Marie Darrieussecq est habituée aux éclairs de génie et aux pas dans la neige recouverts de flocons en tempête. Précisions sur les vagues était déjà un livre intempestif qui excédait la « logique » et le cursus de l’œuvre. Notre vie dans les forêts renoue avec ce type d’explosion significative.
Le roman le précise dès les premières lignes : « Il faut que je raconte cette histoire. Il faut que j’essaie de comprendre en mettant les choses bout à bout. En rameutant les morceaux. Parce que ça ne va pas. C’est pas bon, là, tout ça. Pas bon du tout. ».Une telle narration s’est imposée à l’auteure au moment où elle était en train d’écrire un autre livre. On le sent comme le fut Truismes écrit en un seul souffle.
L’héroïne (jadis psychothérapeute, donc plus ou moins semblable à la créatrice) découvre, à mesure qu’elle écrit, à la fois les causes et les conséquences de son histoire. Nous ne sommes pas loin de Fahrenheit 451. Tant par la forêt que par ses exilés : nous en faisons partie comme l’indique le livre. A coté d’eux se retrouvent des ersatz, des clones qui les accompagnent. Marie Darrieussecq plonge dans la fable, le roman d’anticipation et le pur et simple « récit ». Celui d’un temps pur, dans la poussée du devenir — si l’on peut encore l’appeler ainsi.

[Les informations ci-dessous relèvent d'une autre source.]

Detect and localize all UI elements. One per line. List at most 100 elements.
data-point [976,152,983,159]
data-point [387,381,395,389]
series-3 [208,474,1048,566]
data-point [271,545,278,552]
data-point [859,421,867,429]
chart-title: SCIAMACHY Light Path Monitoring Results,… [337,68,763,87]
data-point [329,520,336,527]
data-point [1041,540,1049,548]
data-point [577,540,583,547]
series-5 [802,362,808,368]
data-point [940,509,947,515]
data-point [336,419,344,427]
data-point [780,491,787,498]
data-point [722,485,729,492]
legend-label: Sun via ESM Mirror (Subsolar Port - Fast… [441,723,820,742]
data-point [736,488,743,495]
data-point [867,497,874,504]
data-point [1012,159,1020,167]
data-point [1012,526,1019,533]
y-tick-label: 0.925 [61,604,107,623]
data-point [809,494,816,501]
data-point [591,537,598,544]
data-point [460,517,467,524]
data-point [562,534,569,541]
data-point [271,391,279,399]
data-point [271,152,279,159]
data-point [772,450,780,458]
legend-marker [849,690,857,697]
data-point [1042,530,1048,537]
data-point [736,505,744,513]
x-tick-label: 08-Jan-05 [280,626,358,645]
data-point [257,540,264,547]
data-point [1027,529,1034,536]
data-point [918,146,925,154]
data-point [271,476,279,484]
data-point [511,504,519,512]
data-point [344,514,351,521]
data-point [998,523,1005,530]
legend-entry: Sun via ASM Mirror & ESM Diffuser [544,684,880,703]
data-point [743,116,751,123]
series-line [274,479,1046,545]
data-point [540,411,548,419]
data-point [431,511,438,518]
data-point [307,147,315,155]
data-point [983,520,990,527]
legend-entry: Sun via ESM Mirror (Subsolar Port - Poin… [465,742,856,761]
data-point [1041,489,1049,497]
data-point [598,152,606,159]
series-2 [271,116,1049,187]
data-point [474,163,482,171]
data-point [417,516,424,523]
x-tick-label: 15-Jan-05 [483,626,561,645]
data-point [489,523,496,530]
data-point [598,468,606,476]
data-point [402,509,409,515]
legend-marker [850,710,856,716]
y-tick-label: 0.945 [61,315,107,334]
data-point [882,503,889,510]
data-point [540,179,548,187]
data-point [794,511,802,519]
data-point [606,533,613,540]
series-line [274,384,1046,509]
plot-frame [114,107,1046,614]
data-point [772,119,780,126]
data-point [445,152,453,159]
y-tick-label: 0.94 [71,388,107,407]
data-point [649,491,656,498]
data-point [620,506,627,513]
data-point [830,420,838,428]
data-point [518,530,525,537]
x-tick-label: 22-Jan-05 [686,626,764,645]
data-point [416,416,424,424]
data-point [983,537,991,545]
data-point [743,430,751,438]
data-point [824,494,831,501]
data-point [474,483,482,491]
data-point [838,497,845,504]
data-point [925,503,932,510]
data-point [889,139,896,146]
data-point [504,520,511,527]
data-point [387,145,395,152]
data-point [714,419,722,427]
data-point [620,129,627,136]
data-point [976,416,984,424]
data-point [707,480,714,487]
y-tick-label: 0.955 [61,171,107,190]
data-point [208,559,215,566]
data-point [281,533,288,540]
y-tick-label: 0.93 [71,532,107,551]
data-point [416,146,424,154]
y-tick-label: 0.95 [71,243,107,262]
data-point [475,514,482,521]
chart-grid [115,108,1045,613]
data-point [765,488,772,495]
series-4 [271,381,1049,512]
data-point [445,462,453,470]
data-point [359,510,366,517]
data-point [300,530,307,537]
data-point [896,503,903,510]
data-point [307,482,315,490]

Tout devient une danse sinon macabre du moins amplement scarifiée où tout est parfaitement lisible ou illisible suivant l’angle choisi pour suivre cette archéologie du futur. L’écriture s’y tricote en ce que la romancière chérit au plus haut point : un mode extensif qui demande à celle qui s’y frotte de se dessaisir de tout et d’elle-même pour oser une divagation. Elle n’a rien de farcesque mais tient d’une sorte de sourde extase née de la vitesse d’exécution chez celle qui très souvent travaille de manière différente
Dans cette steppe de l’écriture, la forêt qui n’a rien des songes mais plutôt des cauchemars et selon un dépliage d’un temps déjà est inscrit et qui nous habite. Le tout bien sûr en espérant que l’auteur se trompe. Mais nul n’en est sûr. L’écriture enregistre, détourne les surfaces apparentes au sein d’un art qui n’assagit pas : il formule.
jean-paul gavard-perret
Marie Darrieussecq, Notre vie dans les forêts, P.O.L éditeur, 2017, 192 p.- 16,00 €.